エリート外科医の一途な求愛
水曜日の夜、私は医局を出た後、真っすぐ各務先生のマンションに向かった。
しばらく一緒に過ごすのは控えた方がいいと言ったのは、ほんの数日前のことなのに。


各務先生が住むマンションは、大学から歩いても二十分ほどの距離にある。
彼はいつも車通勤だから、通勤時間は十分ほどの好立地だ。


一人には十分過ぎる2LDKという間取りでもわかるけど、住人層はまだ子供の小さいファミリー、もしくは子供のいない新婚夫婦といったところ。
私がこのマンションのエントランスに着いた時、多くの部屋の明かりが外の通りに漏れていた。
窓が開け放たれているのか、階上の部屋から小さな子供の声も聞こえてくる。


私の後から中に入っていくのはスーツ姿のサラリーマンばかり。
その誰もが、エントランスの壁にもたれて人待ちの私に、チラッと横目を流して通り抜けていった。
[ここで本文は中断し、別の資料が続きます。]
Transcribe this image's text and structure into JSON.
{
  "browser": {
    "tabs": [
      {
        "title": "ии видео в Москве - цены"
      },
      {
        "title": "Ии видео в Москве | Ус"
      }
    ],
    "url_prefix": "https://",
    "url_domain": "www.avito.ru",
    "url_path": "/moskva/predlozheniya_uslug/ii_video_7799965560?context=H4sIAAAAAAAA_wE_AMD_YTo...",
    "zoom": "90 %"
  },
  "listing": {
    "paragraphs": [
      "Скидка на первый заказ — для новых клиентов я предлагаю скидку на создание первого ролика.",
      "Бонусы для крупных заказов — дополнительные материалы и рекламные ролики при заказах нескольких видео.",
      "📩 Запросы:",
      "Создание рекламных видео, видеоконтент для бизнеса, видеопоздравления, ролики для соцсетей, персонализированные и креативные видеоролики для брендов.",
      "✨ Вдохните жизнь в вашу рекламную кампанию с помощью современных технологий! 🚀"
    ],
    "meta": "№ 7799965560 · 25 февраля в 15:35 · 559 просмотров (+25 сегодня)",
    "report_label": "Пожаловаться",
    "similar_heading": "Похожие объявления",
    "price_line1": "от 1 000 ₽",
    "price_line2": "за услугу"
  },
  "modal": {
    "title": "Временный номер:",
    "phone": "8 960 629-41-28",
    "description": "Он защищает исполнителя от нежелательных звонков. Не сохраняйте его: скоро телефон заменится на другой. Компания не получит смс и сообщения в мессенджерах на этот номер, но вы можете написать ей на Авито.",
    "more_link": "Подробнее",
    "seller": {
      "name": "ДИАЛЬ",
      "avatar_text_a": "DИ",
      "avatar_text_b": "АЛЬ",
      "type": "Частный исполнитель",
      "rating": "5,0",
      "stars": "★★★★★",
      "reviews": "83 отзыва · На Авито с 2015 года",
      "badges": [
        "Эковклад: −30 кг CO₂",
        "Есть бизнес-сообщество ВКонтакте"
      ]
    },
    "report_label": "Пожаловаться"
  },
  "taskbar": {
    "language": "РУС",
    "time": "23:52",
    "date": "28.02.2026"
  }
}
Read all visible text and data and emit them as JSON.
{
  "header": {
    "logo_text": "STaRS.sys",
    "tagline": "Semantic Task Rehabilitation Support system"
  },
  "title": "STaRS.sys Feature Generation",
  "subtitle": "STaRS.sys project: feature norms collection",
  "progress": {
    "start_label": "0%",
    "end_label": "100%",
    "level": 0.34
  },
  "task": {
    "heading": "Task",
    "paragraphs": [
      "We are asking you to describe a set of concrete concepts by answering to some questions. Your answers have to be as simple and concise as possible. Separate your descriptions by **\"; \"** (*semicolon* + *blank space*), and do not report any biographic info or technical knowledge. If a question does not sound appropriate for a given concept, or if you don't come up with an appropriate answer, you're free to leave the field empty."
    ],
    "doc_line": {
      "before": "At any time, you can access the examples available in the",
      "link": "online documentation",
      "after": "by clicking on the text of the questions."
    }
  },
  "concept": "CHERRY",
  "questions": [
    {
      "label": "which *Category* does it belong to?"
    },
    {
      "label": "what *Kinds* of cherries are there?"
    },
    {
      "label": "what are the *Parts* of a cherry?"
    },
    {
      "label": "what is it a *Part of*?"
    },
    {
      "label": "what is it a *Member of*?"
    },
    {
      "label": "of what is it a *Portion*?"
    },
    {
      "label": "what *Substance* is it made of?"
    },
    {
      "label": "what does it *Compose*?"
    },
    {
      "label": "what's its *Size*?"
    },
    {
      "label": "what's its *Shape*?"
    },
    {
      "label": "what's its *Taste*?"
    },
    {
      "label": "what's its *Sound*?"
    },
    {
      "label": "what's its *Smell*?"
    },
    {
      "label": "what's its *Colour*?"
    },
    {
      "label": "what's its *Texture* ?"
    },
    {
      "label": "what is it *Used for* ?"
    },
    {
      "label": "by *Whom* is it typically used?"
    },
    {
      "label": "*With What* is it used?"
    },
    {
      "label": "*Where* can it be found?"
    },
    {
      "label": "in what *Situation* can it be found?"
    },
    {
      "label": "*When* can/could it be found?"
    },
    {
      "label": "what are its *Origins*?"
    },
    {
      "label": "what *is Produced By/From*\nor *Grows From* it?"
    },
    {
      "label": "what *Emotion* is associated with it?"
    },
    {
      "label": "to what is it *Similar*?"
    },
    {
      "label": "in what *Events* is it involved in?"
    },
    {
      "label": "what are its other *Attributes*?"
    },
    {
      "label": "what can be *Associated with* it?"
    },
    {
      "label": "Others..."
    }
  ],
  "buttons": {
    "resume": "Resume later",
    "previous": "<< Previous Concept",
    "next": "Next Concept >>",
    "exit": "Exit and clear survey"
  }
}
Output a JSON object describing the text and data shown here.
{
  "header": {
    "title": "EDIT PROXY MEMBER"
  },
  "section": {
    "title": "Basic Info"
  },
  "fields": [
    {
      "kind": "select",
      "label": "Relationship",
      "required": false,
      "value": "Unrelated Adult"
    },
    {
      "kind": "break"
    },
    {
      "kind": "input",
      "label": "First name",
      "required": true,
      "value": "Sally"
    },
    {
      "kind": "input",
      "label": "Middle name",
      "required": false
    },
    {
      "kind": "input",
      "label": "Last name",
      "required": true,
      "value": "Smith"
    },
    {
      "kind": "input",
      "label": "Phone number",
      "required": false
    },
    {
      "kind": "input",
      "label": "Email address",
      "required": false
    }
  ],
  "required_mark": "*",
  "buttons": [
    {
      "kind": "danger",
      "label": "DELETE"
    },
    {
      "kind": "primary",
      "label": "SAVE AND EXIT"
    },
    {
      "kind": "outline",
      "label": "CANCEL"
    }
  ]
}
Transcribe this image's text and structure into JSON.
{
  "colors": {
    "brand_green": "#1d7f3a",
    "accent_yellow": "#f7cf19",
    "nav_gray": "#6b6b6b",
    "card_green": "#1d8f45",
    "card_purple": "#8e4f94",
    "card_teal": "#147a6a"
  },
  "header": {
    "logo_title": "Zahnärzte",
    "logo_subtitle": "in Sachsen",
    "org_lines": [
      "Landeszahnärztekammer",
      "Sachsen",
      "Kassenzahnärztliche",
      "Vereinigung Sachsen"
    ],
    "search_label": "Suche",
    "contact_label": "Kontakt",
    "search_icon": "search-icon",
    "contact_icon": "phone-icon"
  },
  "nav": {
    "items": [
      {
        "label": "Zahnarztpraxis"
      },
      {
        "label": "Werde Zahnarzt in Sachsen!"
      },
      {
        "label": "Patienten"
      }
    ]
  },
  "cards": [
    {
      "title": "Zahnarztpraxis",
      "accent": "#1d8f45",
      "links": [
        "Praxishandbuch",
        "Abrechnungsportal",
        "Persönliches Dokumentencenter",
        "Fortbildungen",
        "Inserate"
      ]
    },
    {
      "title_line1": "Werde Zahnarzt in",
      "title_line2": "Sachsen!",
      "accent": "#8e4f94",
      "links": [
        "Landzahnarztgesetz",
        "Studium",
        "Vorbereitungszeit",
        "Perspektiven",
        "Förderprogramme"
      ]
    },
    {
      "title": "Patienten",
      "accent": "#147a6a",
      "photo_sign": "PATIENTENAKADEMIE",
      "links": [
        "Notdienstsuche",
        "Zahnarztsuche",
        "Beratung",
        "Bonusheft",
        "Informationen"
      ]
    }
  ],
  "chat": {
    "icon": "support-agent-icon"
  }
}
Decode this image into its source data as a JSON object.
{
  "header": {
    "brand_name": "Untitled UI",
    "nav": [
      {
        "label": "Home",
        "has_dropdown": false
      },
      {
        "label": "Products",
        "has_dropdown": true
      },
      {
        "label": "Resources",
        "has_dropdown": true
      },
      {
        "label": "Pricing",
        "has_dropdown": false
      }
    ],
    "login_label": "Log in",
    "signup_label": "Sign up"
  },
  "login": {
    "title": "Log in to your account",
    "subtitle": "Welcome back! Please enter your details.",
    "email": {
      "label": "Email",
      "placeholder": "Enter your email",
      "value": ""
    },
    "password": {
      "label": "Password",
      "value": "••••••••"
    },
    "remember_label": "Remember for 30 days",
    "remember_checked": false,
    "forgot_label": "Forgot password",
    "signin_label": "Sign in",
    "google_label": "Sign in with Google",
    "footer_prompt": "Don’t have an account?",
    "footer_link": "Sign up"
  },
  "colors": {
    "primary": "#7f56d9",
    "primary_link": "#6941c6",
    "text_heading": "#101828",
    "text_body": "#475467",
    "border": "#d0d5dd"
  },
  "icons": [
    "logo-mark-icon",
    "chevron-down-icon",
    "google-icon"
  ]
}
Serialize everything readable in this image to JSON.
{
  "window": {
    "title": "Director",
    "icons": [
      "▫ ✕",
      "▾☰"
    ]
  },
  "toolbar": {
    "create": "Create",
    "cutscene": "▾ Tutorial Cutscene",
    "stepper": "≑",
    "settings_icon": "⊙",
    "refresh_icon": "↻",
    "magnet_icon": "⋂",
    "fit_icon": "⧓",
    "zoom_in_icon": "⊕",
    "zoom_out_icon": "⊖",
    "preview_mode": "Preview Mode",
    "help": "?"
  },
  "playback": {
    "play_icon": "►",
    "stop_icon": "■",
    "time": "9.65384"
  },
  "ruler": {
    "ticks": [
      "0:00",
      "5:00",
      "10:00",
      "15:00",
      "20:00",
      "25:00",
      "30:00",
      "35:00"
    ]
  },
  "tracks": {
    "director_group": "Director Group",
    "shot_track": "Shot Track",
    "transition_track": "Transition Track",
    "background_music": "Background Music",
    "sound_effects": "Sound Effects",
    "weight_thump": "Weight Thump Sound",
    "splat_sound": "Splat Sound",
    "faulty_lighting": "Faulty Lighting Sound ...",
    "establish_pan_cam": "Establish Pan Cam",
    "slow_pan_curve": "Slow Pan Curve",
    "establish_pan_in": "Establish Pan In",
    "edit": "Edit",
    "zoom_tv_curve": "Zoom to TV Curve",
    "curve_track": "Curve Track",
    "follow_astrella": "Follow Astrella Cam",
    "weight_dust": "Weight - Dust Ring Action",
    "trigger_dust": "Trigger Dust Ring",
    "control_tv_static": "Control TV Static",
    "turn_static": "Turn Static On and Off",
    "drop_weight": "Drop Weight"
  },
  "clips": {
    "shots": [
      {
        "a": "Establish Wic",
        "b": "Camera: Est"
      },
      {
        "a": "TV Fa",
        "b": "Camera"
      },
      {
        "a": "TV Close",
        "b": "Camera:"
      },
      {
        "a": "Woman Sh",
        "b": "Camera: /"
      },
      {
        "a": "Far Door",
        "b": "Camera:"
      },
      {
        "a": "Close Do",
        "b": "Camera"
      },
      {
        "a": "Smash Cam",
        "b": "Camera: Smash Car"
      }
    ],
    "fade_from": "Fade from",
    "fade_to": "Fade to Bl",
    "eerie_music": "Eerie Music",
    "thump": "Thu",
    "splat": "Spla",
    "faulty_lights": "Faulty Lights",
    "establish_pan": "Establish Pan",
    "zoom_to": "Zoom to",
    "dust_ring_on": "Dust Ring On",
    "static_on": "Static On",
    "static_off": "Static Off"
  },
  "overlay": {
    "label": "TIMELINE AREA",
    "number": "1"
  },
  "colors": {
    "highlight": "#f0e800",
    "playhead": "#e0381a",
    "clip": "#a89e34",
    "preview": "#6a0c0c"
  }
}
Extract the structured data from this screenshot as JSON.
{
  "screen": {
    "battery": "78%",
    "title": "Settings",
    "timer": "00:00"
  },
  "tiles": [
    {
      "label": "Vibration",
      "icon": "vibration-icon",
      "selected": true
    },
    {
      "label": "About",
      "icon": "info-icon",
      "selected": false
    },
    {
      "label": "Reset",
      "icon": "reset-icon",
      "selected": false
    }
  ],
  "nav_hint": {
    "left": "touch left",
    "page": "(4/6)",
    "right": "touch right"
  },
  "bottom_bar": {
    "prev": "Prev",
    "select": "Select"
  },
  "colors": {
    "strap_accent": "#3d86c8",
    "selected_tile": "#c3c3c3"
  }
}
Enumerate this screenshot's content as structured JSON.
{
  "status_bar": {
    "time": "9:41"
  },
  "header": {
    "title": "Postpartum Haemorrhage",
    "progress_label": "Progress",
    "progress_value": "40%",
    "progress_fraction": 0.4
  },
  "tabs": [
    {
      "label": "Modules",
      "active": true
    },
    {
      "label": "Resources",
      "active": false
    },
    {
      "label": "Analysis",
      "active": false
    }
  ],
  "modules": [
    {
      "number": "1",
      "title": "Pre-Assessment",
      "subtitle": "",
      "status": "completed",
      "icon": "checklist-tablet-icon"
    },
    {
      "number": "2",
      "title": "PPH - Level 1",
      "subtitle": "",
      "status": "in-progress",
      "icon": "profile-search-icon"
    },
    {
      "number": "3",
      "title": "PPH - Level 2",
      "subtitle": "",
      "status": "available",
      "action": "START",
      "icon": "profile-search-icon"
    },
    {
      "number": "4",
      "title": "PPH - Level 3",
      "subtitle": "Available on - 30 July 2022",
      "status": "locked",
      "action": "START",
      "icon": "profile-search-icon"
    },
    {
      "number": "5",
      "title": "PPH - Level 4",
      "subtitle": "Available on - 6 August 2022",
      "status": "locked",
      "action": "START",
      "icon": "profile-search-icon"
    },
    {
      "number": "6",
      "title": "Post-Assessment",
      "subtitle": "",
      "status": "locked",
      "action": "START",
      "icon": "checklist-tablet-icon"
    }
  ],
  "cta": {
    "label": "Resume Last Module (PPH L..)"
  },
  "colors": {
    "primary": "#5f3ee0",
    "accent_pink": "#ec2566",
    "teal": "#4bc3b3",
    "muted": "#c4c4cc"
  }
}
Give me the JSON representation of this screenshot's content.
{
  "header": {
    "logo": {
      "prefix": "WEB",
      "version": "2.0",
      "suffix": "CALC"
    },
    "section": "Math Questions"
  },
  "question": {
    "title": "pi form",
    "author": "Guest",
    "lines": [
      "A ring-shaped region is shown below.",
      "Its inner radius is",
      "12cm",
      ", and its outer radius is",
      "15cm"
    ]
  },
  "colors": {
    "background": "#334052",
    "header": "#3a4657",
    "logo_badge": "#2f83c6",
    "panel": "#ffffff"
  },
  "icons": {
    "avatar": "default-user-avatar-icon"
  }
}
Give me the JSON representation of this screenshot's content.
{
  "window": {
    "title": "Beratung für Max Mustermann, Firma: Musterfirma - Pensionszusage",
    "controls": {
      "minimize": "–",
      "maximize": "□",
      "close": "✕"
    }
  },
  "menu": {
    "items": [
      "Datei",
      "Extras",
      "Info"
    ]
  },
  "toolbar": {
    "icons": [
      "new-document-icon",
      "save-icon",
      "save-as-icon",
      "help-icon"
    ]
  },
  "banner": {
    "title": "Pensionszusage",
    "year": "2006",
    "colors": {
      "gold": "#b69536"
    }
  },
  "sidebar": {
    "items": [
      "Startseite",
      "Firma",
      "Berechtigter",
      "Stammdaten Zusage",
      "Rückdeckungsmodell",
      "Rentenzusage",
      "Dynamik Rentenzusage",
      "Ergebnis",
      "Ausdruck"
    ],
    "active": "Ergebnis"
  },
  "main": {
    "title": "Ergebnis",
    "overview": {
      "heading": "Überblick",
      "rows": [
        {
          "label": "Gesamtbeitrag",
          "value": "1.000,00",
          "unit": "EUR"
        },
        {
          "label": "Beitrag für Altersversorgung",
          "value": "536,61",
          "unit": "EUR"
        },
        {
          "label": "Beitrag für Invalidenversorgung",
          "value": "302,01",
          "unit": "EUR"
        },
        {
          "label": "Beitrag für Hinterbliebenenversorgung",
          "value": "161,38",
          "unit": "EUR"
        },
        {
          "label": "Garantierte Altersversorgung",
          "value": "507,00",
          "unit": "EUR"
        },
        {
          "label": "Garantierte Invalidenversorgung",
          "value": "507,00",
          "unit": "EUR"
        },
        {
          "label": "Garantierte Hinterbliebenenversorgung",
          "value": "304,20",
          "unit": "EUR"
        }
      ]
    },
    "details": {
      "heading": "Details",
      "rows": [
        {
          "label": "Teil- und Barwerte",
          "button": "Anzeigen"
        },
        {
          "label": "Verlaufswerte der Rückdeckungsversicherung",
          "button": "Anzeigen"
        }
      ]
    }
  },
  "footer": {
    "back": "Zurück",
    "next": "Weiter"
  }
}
きっと各務先生の帰りは、午後十時は過ぎるだろうと思う。
向けられる視線に居心地悪さはあっても、ここからほんの少しも立ち去れないのは、明日から大阪出張の各務先生と次に会うまでに日が空いてしまうというのと、やっとついた決心を鈍らせない為だ。


焦りもある。
私の思考回路は、いつもと違う働きをしてるかもしれない。
それでもここに来るまでも散々考えて、これ以外に正しいと思える考えが浮かばなかった。